“What kind of music does he play?” a friend asks.
I don’t know. Andrew Bird is kinda hard to pin down. The embodiment of square peg, round hole. That is not a slight, in my book.
He is somewhere in the classical violinist, folk, singer–songwriter, Nashville troubadour, American Songbook, and one-man-band realm. It’s been a few years since Bird has found himself in Cincinnati, but in that interim he was comfortable headlining Coachella, playing the Ryman Auditorium, and holding a four-night residency at Chicago’s Fourth Presbyterian Church. He’s collaborated with the Handsome Family, Matt Berninger of The National, Fiona Apple, and everyone in between.
Wednesday night he took to the stage of a crowded Covington theater, sporting black jeans suspended by a generous buckle, a button-down, and a jacket that sparkled like the disco ball hovering above the stage. He surrounded himself with three mics, violin, guitar, xylophone, a grotto of vintage amplifiers to encase him, and a very capable three-piece backing band.

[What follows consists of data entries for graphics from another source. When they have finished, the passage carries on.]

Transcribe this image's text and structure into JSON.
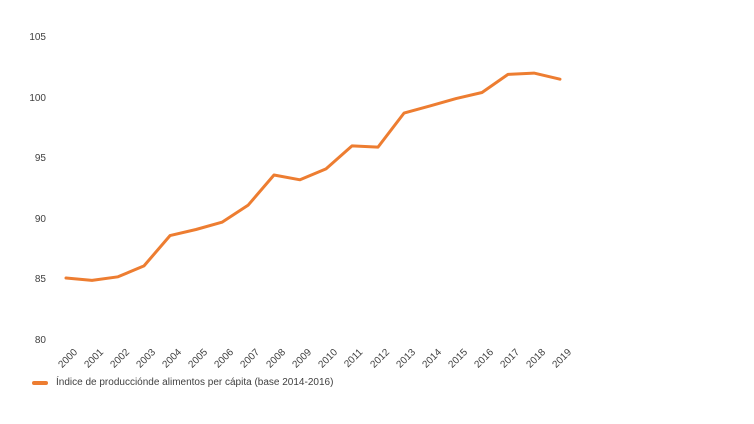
{
  "chart_data": {
    "type": "line",
    "title": "",
    "xlabel": "",
    "ylabel": "",
    "categories": [
      "2000",
      "2001",
      "2002",
      "2003",
      "2004",
      "2005",
      "2006",
      "2007",
      "2008",
      "2009",
      "2010",
      "2011",
      "2012",
      "2013",
      "2014",
      "2015",
      "2016",
      "2017",
      "2018",
      "2019"
    ],
    "series": [
      {
        "name": "Índice de producciónde alimentos per cápita (base 2014-2016)",
        "values": [
          85.2,
          85.0,
          85.3,
          86.2,
          88.7,
          89.2,
          89.8,
          91.2,
          93.7,
          93.3,
          94.2,
          96.1,
          96.0,
          98.8,
          99.4,
          100.0,
          100.5,
          102.0,
          102.1,
          101.6
        ],
        "color": "#ED7D31"
      }
    ],
    "ylim": [
      80,
      105
    ],
    "yticks": [
      80,
      85,
      90,
      95,
      100,
      105
    ],
    "grid": false,
    "legend_position": "bottom-left"
  },
  "colors": {
    "line": "#ED7D31",
    "text": "#404040",
    "background": "#FFFFFF"
  }
}
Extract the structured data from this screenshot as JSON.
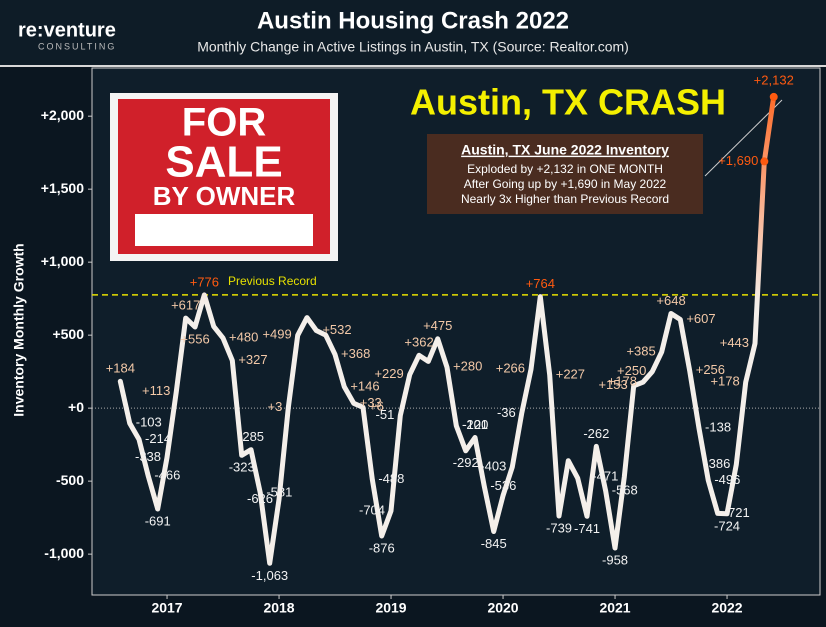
{
  "logo": {
    "name": "re:venture",
    "sub": "CONSULTING"
  },
  "sign": {
    "lines": [
      "FOR",
      "SALE",
      "BY OWNER"
    ]
  },
  "chart_data": {
    "type": "line",
    "title": "Austin Housing Crash 2022",
    "subtitle": "Monthly Change in Active Listings in Austin, TX (Source: Realtor.com)",
    "y_label": "Inventory Monthly Growth",
    "headline": "Austin, TX CRASH",
    "callout": {
      "title": "Austin, TX June 2022 Inventory",
      "lines": [
        "Exploded by +2,132 in ONE MONTH",
        "After Going up by +1,690 in May 2022",
        "Nearly 3x Higher than Previous Record"
      ]
    },
    "reference_line": {
      "value": 776,
      "label": "Previous Record",
      "color": "#e6e000"
    },
    "gradient": [
      "#f4efea",
      "#ff5a10"
    ],
    "x": [
      2016.583,
      2016.667,
      2016.75,
      2016.833,
      2016.917,
      2017.0,
      2017.083,
      2017.167,
      2017.25,
      2017.333,
      2017.417,
      2017.5,
      2017.583,
      2017.667,
      2017.75,
      2017.833,
      2017.917,
      2018.0,
      2018.083,
      2018.167,
      2018.25,
      2018.333,
      2018.417,
      2018.5,
      2018.583,
      2018.667,
      2018.75,
      2018.833,
      2018.917,
      2019.0,
      2019.083,
      2019.167,
      2019.25,
      2019.333,
      2019.417,
      2019.5,
      2019.583,
      2019.667,
      2019.75,
      2019.833,
      2019.917,
      2020.0,
      2020.083,
      2020.167,
      2020.25,
      2020.333,
      2020.417,
      2020.5,
      2020.583,
      2020.667,
      2020.75,
      2020.833,
      2020.917,
      2021.0,
      2021.083,
      2021.167,
      2021.25,
      2021.333,
      2021.417,
      2021.5,
      2021.583,
      2021.667,
      2021.75,
      2021.833,
      2021.917,
      2022.0,
      2022.083,
      2022.167,
      2022.25,
      2022.333,
      2022.417
    ],
    "values": [
      184,
      -103,
      -214,
      -466,
      -691,
      -338,
      113,
      617,
      556,
      776,
      560,
      480,
      327,
      -323,
      -285,
      -581,
      -1063,
      -626,
      3,
      499,
      620,
      532,
      500,
      368,
      146,
      33,
      6,
      -488,
      -876,
      -704,
      -51,
      229,
      362,
      320,
      475,
      280,
      -120,
      -292,
      -201,
      -536,
      -845,
      -600,
      -403,
      -36,
      266,
      764,
      227,
      -739,
      -360,
      -480,
      -741,
      -262,
      -568,
      -958,
      -471,
      153,
      178,
      250,
      385,
      648,
      607,
      256,
      -138,
      -496,
      -721,
      -724,
      -386,
      178,
      443,
      1690,
      2132
    ],
    "value_labels": [
      "+184",
      "-103",
      "-214",
      "-466",
      "-691",
      "-338",
      "+113",
      "+617",
      "+556",
      "+776",
      null,
      "+480",
      "+327",
      "-323",
      "-285",
      "-581",
      "-1,063",
      "-626",
      "+3",
      "+499",
      null,
      "+532",
      null,
      "+368",
      "+146",
      "+33",
      "+6",
      "-488",
      "-876",
      "-704",
      "-51",
      "+229",
      "+362",
      null,
      "+475",
      "+280",
      "-120",
      "-292",
      "-201",
      "-536",
      "-845",
      null,
      "-403",
      "-36",
      "+266",
      "+764",
      "+227",
      "-739",
      null,
      null,
      "-741",
      "-262",
      "-568",
      "-958",
      "-471",
      "+153",
      "+178",
      "+250",
      "+385",
      "+648",
      "+607",
      "+256",
      "-138",
      "-496",
      "-721",
      "-724",
      "-386",
      "+178",
      "+443",
      "+1,690",
      "+2,132"
    ],
    "xlim": [
      2016.33,
      2022.83
    ],
    "xticks": [
      2017,
      2018,
      2019,
      2020,
      2021,
      2022
    ],
    "ylim": [
      -1280,
      2330
    ],
    "yticks": [
      {
        "value": -1000,
        "label": "-1,000"
      },
      -500,
      {
        "value": 0,
        "label": "+0"
      },
      {
        "value": 500,
        "label": "+500"
      },
      {
        "value": 1000,
        "label": "+1,000"
      },
      {
        "value": 1500,
        "label": "+1,500"
      },
      {
        "value": 2000,
        "label": "+2,000"
      }
    ]
  }
}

Andrew brings enough smoke machines to make Spinal Tap proud; adds Sigur Rós-level drone and backlighting; plays classical, Sacred Harp-style, violin-looped, 12 deep through his DL-4; drops some reverb-laden Tele twang; and whistles on a level not heard since Roger Whittaker was recording albums. His down-home style is washed with state-of-the-art programmable LEDs to give the stage that green-gold-red to match the tobacco sunburst of his hollow-bodied Gibson.
“He’s in a league of his own,” my friend says.
I think Andrew Bird has figured out what we’re all not seeing. He has learned from the pioneers, has a sense of history. But to make anything that is unique, one must pick the high points from disparate genres and present the amalgamation. A cross-pollination of music’s history.
“What kind of music does he play?”
I don’t know…the good kind?
Andrew Bird played the Madison Theater in Covington, KY on September 14, 2016. Opening act was Gabriel Kahane.